Born in Johannesburg, South Africa to an influential Afrikaner family, de Klerk studied at Potchefstroom University before pursuing a career in law. Joining the National Party, to which he had family ties, he was elected to parliament and sat in the white-minority government of P. W. Botha, holding a succession of ministerial posts. As a minister, he supported and enforced apartheid, a system of racial segregation that privileged white South Africans.
After Botha resigned in 1989, de Klerk replaced him, first as leader of the National Party and then as State President. Although observers expected him to continue Botha’s defence of apartheid, de Klerk decided to end the policy.

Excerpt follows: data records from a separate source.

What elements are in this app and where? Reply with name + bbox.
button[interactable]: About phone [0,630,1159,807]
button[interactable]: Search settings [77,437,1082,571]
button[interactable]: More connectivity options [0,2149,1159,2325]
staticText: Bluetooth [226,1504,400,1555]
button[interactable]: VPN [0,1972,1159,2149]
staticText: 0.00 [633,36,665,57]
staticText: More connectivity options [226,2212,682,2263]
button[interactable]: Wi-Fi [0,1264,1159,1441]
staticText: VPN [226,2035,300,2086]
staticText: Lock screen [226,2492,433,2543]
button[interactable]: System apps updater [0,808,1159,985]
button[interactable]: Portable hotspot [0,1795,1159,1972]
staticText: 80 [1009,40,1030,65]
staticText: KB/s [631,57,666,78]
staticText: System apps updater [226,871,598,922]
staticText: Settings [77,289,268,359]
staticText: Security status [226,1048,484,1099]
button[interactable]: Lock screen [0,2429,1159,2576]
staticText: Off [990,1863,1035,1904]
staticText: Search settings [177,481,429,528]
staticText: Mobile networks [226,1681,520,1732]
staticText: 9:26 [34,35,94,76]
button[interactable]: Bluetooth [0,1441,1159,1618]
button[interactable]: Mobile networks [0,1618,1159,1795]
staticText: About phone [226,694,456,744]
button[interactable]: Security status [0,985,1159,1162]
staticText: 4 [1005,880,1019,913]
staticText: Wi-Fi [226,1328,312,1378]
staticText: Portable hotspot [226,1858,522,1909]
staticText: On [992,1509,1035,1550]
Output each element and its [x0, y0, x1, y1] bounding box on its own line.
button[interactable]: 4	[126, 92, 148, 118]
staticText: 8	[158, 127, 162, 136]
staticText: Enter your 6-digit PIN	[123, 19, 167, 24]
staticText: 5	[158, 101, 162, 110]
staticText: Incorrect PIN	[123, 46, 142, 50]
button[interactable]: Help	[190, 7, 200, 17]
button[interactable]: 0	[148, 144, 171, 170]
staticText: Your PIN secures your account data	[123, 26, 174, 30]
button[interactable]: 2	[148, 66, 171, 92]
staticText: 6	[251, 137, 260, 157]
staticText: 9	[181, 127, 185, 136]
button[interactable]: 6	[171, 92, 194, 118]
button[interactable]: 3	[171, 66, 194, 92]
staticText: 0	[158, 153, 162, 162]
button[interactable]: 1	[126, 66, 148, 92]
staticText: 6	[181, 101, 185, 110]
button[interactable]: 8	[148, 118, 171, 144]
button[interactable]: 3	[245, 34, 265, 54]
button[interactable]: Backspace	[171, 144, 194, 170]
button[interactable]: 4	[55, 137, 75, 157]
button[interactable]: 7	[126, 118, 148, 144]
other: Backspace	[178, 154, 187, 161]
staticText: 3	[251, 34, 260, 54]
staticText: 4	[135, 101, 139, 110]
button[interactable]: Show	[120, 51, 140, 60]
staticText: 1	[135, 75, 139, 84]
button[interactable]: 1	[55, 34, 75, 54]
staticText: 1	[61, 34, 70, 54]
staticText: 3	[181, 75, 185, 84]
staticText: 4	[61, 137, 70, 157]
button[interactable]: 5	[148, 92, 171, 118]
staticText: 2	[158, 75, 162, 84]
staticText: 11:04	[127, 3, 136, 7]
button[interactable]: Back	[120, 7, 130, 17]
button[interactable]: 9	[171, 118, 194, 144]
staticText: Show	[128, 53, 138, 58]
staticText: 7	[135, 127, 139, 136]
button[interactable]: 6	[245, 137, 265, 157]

He was aware that growing ethnic animosity and violence was leading South Africa into a racial civil war. Amid this violence, the state security forces committed widespread human rights abuses and encouraged violence between the Xhosa and Zulu people, although de Klerk later denied sanctioning such actions. He permitted anti-apartheid marches to take place, legalised a range of previously banned anti-apartheid political parties, and freed imprisoned anti-apartheid activists, including Nelson Mandela. He also dismantled South Africa’s nuclear weapons program.
De Klerk negotiated with Mandela to fully dismantle apartheid and establish a transition to universal suffrage. In 1993, he publicly apologised for apartheid’s harmful effects, but not for apartheid itself. He oversaw the 1994 non-racial election in which Mandela led the African National Congress (ANC) to victory; de Klerk’s National Party took second place. De Klerk then became Deputy President in Mandela’s ANC-led coalition, the Government of National Unity.